Choose foods that can be easily digested, such as complex carbohydrates. (Oily, greasy foods can take more than two to three hours to digest.) Good choices include bread, pasta, cereal, bagels and pancakes. You might also include juice or a fruit such as applesauce or a banana. Provide a modest amount of low-fat protein in pre-game meals, too. Good choices include fat free or low-fat milk or yogurt, one egg or chicken (plain or in a sandwich with little mayonnaise or added fat, as opposed to high-fat chicken nuggets).

Stay hydrated
An equally important part of before-sports nutrition is drinking enough fluid. Dehydration is uncomfortable, hurts performance and, at extremes, can be dangerous. Pre-game meals should include one or two cups of water. From 20 to 30 minutes before the activity, youths should drink one to two cups of a cool drink to arrive fully hydrated. Outside of sports time, the preferred beverage to relieve and prevent thirst is water. Avoid soda, juice and fruit drinks right before the event; their sugar content can cause stomach cramps and nausea during strenuous exercise.

During sports time, recommended beverages for adults and children may differ. Research suggests that part of the increased problem with overweight in adults and children is our consumption of calorie-containing drinks. During sports for adults, water is usually the recommended beverage, except for events lasting longer than an hour or intense “start and stop” sports such as hockey or basketball.
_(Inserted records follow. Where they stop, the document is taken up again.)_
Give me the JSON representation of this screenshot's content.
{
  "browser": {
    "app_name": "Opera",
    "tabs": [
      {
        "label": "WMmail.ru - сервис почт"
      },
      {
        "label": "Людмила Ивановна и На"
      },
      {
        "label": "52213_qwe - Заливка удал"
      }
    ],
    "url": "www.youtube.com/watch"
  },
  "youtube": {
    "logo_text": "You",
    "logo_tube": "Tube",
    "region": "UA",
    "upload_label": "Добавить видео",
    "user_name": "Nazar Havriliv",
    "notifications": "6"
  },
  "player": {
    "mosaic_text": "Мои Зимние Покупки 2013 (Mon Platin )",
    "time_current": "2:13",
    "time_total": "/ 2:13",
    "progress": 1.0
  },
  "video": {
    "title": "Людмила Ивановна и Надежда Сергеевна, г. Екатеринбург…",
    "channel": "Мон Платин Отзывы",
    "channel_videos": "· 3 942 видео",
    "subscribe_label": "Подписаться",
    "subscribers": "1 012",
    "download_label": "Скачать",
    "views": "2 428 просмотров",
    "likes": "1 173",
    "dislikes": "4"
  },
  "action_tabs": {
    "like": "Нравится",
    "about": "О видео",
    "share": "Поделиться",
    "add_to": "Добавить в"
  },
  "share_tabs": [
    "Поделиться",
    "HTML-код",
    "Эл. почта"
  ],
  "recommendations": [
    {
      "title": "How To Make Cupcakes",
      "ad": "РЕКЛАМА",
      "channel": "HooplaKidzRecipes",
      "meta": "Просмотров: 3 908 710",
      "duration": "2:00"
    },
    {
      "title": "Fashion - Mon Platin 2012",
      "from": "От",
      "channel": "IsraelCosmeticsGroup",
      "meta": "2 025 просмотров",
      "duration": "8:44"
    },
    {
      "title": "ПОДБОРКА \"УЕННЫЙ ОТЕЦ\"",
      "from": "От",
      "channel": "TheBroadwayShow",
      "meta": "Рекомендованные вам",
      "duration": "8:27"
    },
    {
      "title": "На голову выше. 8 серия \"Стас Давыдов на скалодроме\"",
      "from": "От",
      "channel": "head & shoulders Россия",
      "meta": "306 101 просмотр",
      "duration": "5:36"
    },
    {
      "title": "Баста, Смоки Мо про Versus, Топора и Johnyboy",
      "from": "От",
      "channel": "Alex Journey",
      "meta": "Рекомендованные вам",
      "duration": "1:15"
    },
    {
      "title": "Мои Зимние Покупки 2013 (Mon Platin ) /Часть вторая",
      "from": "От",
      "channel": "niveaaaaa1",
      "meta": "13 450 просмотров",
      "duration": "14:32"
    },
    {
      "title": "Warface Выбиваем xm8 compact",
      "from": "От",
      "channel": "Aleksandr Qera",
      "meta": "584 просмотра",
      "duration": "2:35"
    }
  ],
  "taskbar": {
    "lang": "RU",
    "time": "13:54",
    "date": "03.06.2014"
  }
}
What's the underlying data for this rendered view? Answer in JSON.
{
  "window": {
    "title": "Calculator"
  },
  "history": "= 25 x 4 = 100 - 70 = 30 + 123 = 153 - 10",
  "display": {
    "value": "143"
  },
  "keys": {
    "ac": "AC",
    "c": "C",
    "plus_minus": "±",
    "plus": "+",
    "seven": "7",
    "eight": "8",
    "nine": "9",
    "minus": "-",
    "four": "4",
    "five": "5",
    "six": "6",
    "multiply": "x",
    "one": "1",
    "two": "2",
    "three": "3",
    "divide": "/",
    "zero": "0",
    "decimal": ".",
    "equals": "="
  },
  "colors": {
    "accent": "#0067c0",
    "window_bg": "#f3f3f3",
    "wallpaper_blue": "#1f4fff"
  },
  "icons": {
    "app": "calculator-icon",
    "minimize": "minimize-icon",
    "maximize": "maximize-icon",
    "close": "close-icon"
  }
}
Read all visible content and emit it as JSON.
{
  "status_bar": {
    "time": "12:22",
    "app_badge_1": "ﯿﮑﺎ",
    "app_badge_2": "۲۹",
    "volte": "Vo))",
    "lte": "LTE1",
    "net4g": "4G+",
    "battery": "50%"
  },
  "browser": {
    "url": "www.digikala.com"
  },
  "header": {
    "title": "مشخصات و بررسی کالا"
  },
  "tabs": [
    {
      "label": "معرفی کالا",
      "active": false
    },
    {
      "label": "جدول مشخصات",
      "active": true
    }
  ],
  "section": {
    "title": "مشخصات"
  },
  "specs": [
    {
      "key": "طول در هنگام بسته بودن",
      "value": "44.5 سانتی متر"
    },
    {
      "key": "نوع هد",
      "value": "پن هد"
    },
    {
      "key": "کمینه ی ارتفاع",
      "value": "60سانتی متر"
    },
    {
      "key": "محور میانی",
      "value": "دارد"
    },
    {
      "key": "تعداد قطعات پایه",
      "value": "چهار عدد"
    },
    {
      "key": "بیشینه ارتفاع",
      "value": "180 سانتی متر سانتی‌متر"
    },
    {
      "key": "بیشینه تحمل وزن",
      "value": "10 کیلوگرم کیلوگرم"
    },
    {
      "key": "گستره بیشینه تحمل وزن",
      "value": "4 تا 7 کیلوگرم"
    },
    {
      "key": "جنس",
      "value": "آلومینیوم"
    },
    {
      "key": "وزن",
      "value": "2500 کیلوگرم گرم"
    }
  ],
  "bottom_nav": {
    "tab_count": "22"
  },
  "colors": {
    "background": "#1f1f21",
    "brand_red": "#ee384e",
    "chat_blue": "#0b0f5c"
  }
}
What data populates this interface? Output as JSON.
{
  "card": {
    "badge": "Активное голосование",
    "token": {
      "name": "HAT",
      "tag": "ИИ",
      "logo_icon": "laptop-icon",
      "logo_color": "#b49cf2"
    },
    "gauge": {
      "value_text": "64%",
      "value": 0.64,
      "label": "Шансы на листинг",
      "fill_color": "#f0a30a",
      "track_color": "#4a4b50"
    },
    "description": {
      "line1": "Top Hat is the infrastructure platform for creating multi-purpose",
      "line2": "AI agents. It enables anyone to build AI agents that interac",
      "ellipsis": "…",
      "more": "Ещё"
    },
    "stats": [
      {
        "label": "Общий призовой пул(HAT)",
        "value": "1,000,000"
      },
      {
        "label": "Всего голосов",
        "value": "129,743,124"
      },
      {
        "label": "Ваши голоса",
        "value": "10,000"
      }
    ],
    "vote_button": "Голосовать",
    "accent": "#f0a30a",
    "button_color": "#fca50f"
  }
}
But some sports nutritionists point to studies showing that children drink more when given flavored, lightly sweetened “sports drinks” than when given water. Because of concerns that youths can develop dehydration and high body temperature more quickly than adults, the nutritionists suggest youths drink sports drinks during and just before sports. These drinks contain about 6 percent sugar (about 14 grams) in 8 ounces; soft drinks and juices contain more than 10 percent sugar (about 25 grams) per eight ounces. Avoid “energy drinks,” which are loaded with sugar and caffeine (a diuretic).

Some parents find it helpful to mark lines on kids’ drink bottles as a guide to help them drink enough throughout the game or practice. About 5 to 9 ounces (depending on age and size) every 15 to 20 minutes is recommended. Studies show that our bodies are not good at sensing how much fluid we need and we can easily “voluntarily dehydrate” by not drinking enough even when more fluid is available.

Some professionals recommend you could try weighing your child before and after a sports event. Weight lost in such a short time is fluid loss, and your child can rehydrate by drinking one cup of fluid for every half-pound lost. Weighing also helps you learn how much fluid is needed for your youth to stay hydrated.